2011-12 outlook: The Flames will still be counting on Iginla, who topped the 40-goal mark for the first time since 2007-08 with 43-43-86 totals last year. Tanguay (22-47-69) and Jokinen (17-37-54) both had reasonably successful returns to Calgary last years as well, while Rene Bourque (27-23-50) remains one of the more underrated performers in the league and Curtis Glencross (24-19-43) enjoyed a breakthrough season.
The defense will have to overcome the loss of Robyn Regehr, who was traded to Buffalo, and Kiprusoff will be counted upon for another heavy workload after starting 70-plus games in each of the last six seasons.
Did you know? Dion Phaneuf hasn't lived up to lofty expectations raised by his 20-goal rookie season in 2005-06, but the defenseman has been a solid contributor in Toronto, where he now wears the captain's C. The deal that sent him to Toronto is one that will haunt the Flames for some time. Not only did Calgary give up the best player in the deal in Phaneuf, the Flames also sent promising Keith Aulie, a physical, 6-foot-5 defenseman already emerging as a force on the Leafs blue line.

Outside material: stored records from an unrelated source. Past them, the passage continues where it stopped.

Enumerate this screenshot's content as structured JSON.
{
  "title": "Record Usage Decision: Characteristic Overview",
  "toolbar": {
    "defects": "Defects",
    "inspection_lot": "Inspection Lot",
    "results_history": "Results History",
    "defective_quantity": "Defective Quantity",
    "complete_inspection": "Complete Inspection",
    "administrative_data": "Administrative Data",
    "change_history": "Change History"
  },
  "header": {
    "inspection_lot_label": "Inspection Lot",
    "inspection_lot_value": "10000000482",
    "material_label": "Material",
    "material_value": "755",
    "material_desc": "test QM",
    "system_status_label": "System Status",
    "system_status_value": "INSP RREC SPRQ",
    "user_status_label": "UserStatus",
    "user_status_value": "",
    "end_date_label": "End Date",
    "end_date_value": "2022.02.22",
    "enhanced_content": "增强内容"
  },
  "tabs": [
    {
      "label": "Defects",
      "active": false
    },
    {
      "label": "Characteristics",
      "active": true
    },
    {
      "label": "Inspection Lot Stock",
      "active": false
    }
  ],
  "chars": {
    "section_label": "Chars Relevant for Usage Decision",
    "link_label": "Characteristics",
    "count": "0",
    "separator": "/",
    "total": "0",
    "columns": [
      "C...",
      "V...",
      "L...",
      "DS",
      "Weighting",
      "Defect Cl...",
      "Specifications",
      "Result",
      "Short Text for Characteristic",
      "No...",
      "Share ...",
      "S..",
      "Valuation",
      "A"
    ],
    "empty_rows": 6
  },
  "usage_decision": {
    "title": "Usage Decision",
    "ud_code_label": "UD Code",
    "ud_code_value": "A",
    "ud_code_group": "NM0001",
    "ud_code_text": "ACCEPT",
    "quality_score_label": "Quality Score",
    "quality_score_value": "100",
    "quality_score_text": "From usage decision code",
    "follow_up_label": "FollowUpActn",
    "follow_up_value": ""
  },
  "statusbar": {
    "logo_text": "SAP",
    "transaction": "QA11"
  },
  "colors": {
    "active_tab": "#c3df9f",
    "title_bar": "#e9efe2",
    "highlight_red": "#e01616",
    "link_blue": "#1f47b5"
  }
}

In return, the Flames received defenseman Ian White, who lasted 43 games in Calgary and has since moved on to Carolina, San Jose and now Detroit, tough guy Jamal Mayers, who played 27 games before moving on to San Jose and now Chicago, Niklas Hagman, who has 16 goals in 98 games in Calgary and was placed on waivers and went unclaimed last February, and Matt Stajan, who has managed nine goals in 103 games and still managed to get a four-year, $14 million extension before last season.